Director Jay Russell, who has done four films with Ross including Ladder 49, said "I wouldn't be standing here if not for you" and urged the audience to "get our your handkerchiefs" prior to a live performance by the ASMAC big band, augmented with strings, of Ross's touching music for his My Dog Skip.
Video greetings were sent by singers Streisand, Andrea Bocelli, Celine Dion, Josh Groban and Michael Bublé lyricists Marilyn and Alan Bergman; musician Kenny G, conductor Gustavo Dudamel and fellow composer Sean Callery.
Accepting the award, Ross talked about the "duality of my entire career" as both composer and arranger and praised the L.A. musicians because "we owe them so much."
Clausen received his award from his longtime music editor, Chris Ledesma.
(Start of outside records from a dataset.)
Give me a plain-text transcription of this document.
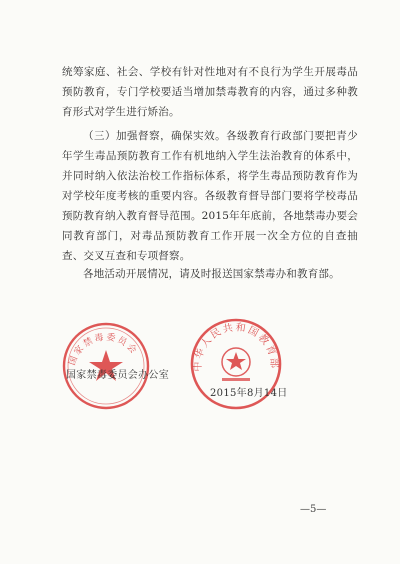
统筹家庭、社会、学校有针对性地对有不良行为学生开展毒品预防教育，专门学校要适当增加禁毒教育的内容，通过多种教育形式对学生进行矫治。

（三）加强督察，确保实效。各级教育行政部门要把青少年学生毒品预防教育工作有机地纳入学生法治教育的体系中，并同时纳入依法治校工作指标体系，将学生毒品预防教育作为对学校年度考核的重要内容。各级教育督导部门要将学校毒品预防教育纳入教育督导范围。2015年年底前，各地禁毒办要会同教育部门，对毒品预防教育工作开展一次全方位的自查抽查、交叉互查和专项督察。

各地活动开展情况，请及时报送国家禁毒办和教育部。

国家禁毒委员会
中华人民共和国教育部
国家禁毒委员会办公室
2015年8月14日
—5—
Ledesma recalled working on Moonlighting back in the 1980s, when Clausen would deliver "perfectly crafted music" despite shows being delivered late, with little time to compose and record. They have worked on The Simpsons together since Clausen's first episode, the second-season "Treehouse of Horror" in October 1990. "Alf's talent is only surpassed by his dignity and generosity," Ledesma said.
The band, accompanied by Sally Stevens' singers, performed several of Clausen's classic Simpsons songs including "The Stonecutters Song" and "Senor Burns" as well as an evocative theme Clausen wrote for a Moonlighting episode. Simpsons creator Matt Groening sent a video greeting, saying "we couldn't do without you. I wish I could be you. Way to go, Alf!"
Clausen has been nominated 30 times for Emmy awards and won twice for Simpsons music. He noted with pride that he has been able to use a 35-piece orchestra of L.A. musicians every week for more than 26 years on the series.
ASMAC president Kim Richmond said that funds raised by the dinner would go toward the organization's scholarship programs, master classes and archival activities.